Medullary Carcinoma of the Thyroid and the MEN Syndromes
Douglas B. Evans, MD
Department of Surgical Oncology The University of Texas M. D. Anderson Canc
Last Modified: November 1, 2001
Medullary thyroid carcinoma (MTC) originates in the thyroid C cells which produce both calcitonin and carcinoembryonic antigen. MTC occurs either as a sporadic event or secondary to a germline mutation with an autosomal dominant pattern of inheritance. MTC will develop in 90% of gene carriers during life and once metastatic, approximately 20% of patients will die of disease. Familial MTC may occur as part of multiple endocrine neoplasia type 2A (MEN 2A; MTC, pheochromocytoma, and parathyroid hyperplasia) or MEN 2B (MTC, pheochromocytoma, mucosal and alimentary neuromas, and marfanoid habitus) or without other endocrinopathies (familial non-MEN MTC; FMTC). Until recently, patients who were known members of a familial MTC kindred were screened by measurement of serum levels of pentagastrin-stimulated calcitonin.
Single point mutations within the RET proto-oncogene on chromosome 10 have been found responsible for all forms of familial MTC. The RET proto-oncogene encodes a receptor tyrosine kinase that is expressed in derivatives of neural-crest cells and therefore, expressed in neural-crest-derived tumors such as MTC. The use of DNA testing in at-risk family members allows early thyroidectomy prior to the development of invasive MTC. Despite the tremendous advances made in the molecular biology of MTC, the opportunity to improve the outcome for the majority of patients who present with sporadic disease still lies in the performance of a safe and comprehensive initial surgical procedure. Total thyroidectomy is recommended in all patients with biopsy-proven or suspected MTC. Patients with familial MTC have bilateral, multifocal disease, and patients with presumed sporadic disease have a 20% to 30% incidence of multifocal disease and may also represent the index case of familial MTC. MTC is characterized by early spread to regional lymph nodes. It is likely that the majority of patients with invasive MTC have metastasis to regional lymph nodes at the time of diagnosis. This is supported by the frequent finding of persistent elevations in calcitonin levels following primary tumor resection (thyroidectomy) and the high rates of cervical recurrence (in regional lymph nodes) reported in retrospective studies. These data have provided the rationale for surgeons to perform a more extensive lymphadenectomy at the time of initial thyroidectomy and to consider reoperative cervical lymphadenectomy in patients with persistent elevation in calcitonin level following thyroidectomy. The extent of primary surgery performed at our institution can be categorized as follows:
A. Patients with MEN 2A or FMTC
Patients with a positive RET mutational analysis, a normal basal calcitonin level, and a normal cervical sonogram undergo total thyroidectomy without lymphadenectomy. Surgery is performed at the age of 5 years in children belonging to MEN 2A or FMTC families and known to carry a mutation of the RET proto-oncogene. In patients with an elevated basal calcitonin level or with a thyroid nodule visualized by sonography or present on physical examination, we perform total thyroidectomy with central compartment lymphadenectomy and bilateral modified neck dissection.
B. Patients with MEN 2B
Thyroidectomy should be performed as early as possible in children born with the clinical manifestations of MEN 2B, such as mucosal neuroma syndrome. Analysis for a RET mutation at codon 918 should be performed in all children born to parents with MEN 2B and in all children with ambiguous clinical features suggestive of MEN 2B. Because invasive MTC has been found at birth in children with MEN 2B, thyroidectomy should not be delayed.

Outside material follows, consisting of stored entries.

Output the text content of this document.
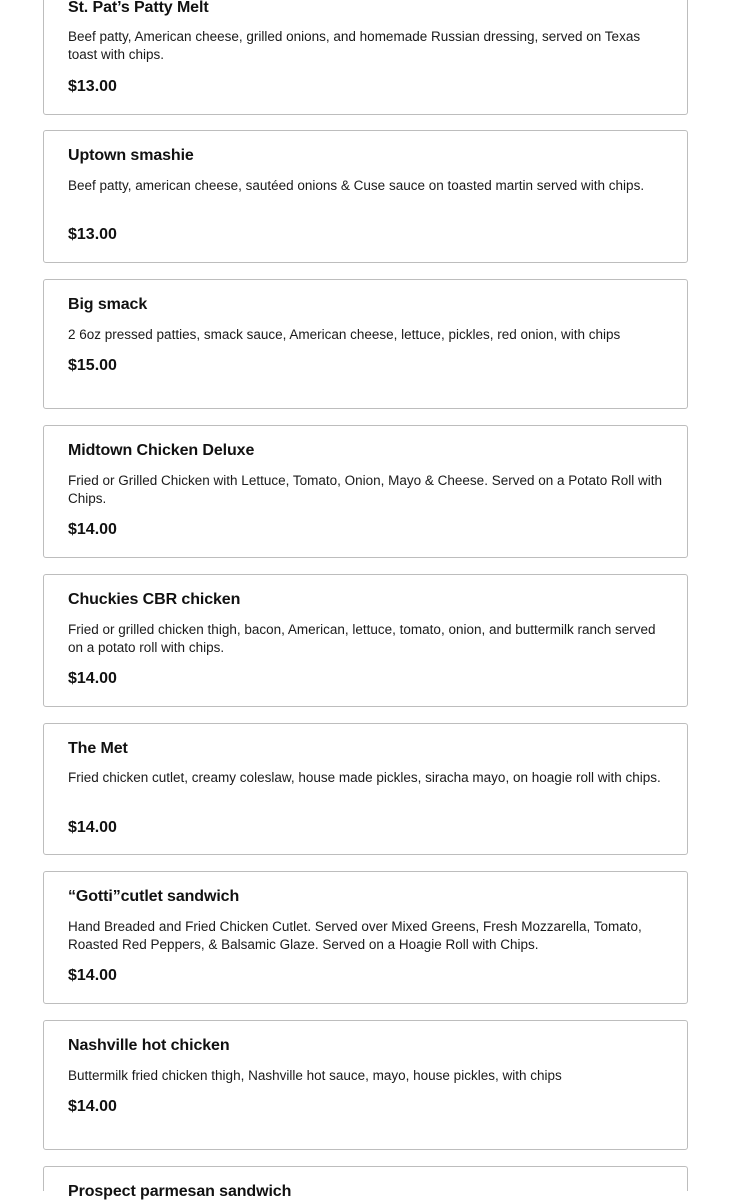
St. Pat’s Patty Melt
Beef patty, American cheese, grilled onions, and homemade Russian dressing, served on Texas toast with chips.
$13.00
Uptown smashie
Beef patty, american cheese, sautéed onions & Cuse sauce on toasted martin served with chips.
$13.00
Big smack
2 6oz pressed patties, smack sauce, American cheese, lettuce, pickles, red onion, with chips
$15.00
Midtown Chicken Deluxe
Fried or Grilled Chicken with Lettuce, Tomato, Onion, Mayo & Cheese. Served on a Potato Roll with Chips.
$14.00
Chuckies CBR chicken
Fried or grilled chicken thigh, bacon, American, lettuce, tomato, onion, and buttermilk ranch served on a potato roll with chips.
$14.00
The Met
Fried chicken cutlet, creamy coleslaw, house made pickles, siracha mayo, on hoagie roll with chips.
$14.00
“Gotti”cutlet sandwich
Hand Breaded and Fried Chicken Cutlet. Served over Mixed Greens, Fresh Mozzarella, Tomato, Roasted Red Peppers, & Balsamic Glaze. Served on a Hoagie Roll with Chips.
$14.00
Nashville hot chicken
Buttermilk fried chicken thigh, Nashville hot sauce, mayo, house pickles, with chips
$14.00
Prospect parmesan sandwich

C. Patients with presumed sporadic MTC
The majority of patients with MTC (75%) have the sporadic form of this disease. We advocate an aggressive approach to this disease based upon published data demonstrating improved local-regional disease control and suggesting improved survival in patients treated with compartment-oriented lymphadenectomy at the time of total thyroidectomy. Therefore, in patients with a palpable thyroid nodule diagnosed as MTC by fine-needle aspiration cytology, we perform total thyroidectomy with in-continuity clearance of the central neck and standard modified radical neck dissection on the side of the lesion. The inferior parathyroid glands are routinely resected with the paratracheal lymphatic tissue. The operative specimen should be carefully examined for parathyroid glands; when found, they should be confirmed as parathyroid tissue with frozen-section analysis and autografted into either the sternocleidomastoid muscle or the nondominant forearm. In any patient with palpable cervical lymphadenopathy, a bilateral modified radical neck dissection is performed at the time of total thyroidectomy. The goal of this aggressive surgical approach is to maximize local regional tumor control and survival while minimizing the need for reoperation. Adjuvant external-beam radiation therapy should be considered in patients at high risk for local-regional tumor recurrence following maximal surgical therapy. Although prospectively acquired data are lacking, postoperative external-beam radiation therapy should be considered in patients with positive surgical margins of excision, extranodal soft tissue extension, and extensive mediastinal tumor extension.